Foundry Job - General Software Engineer, Infrastructure

About Foundry: Foundry is revolutionizing the AI compute landscape by providing a flexible and accessible cloud platform for machine learning developers. Our infrastructure is designed to handle the most demanding AI workloads, from training large language models to running real-time inference at scale. We are building a new type of public cloud that makes accessing high-performance GPUs as simple as flipping a switch, eliminating the traditional friction of procurement, limited quotas, and clunky tooling.

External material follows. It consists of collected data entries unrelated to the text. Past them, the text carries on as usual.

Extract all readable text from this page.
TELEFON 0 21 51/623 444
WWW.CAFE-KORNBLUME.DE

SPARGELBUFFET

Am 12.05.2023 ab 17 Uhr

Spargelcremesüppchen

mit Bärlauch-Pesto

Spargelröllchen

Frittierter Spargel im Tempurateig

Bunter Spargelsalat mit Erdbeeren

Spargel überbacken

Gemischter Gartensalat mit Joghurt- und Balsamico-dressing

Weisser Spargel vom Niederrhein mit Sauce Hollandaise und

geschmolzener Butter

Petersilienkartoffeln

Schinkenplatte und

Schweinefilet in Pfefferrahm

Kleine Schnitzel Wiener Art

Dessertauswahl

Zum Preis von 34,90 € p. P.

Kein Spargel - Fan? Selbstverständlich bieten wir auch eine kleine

About The Role: As a General Software Engineer in the Infrastructure team, you will play a pivotal role in building and scaling the core systems that power Foundry’s platform. You will own the design and development of critical components for our batch and streaming workload engine, which enables ML engineers to train, fine-tune, and serve state-of-the-art models with ease. This role involves deep 0→1 ownership, where you will drive the technical strategy and execution for projects focused on GPU scheduling, fault-tolerant execution, and rich job dependency graphs (DAGs). Your work will directly impact the scalability, reliability, and performance of Foundry’s infrastructure, which serves customers ranging from startups to large enterprises.

Key Responsibilities:

Lead the design and development of systems that optimize GPU scheduling and resource allocation for AI workloads.
Build fault-tolerant execution frameworks that ensure high availability and reliability for long-running ML jobs.
Design and implement rich job dependency graphs (DAGs) to manage complex workflows in distributed environments.
Collaborate with cross-functional teams, including product, security, and operations, to align on technical requirements and ensure seamless integration.
Drive the implementation of innovative features that improve the efficiency and usability of our infrastructure.
Mentor junior engineers and contribute to a culture of engineering excellence.

Required Skills and Ideal Candidate:

Proven experience in building scalable and distributed systems, particularly in the context of AI/ML infrastructure.
Strong expertise in languages like Go, Python, or Java, with a focus on concurrent and distributed programming.
Deep understanding of Kubernetes and container orchestration, as well as experience with cloud platforms (AWS, GCP, Azure).
Familiarity with GPU computing, including scheduling, resource management, and optimization techniques.
Excellent problem-solving skills and the ability to tackle complex technical challenges with creative solutions.
A track record of ownership and leadership in 0→1 projects.

We are looking for someone who is passionate about infrastructure and eager to make a significant impact on the future of AI compute.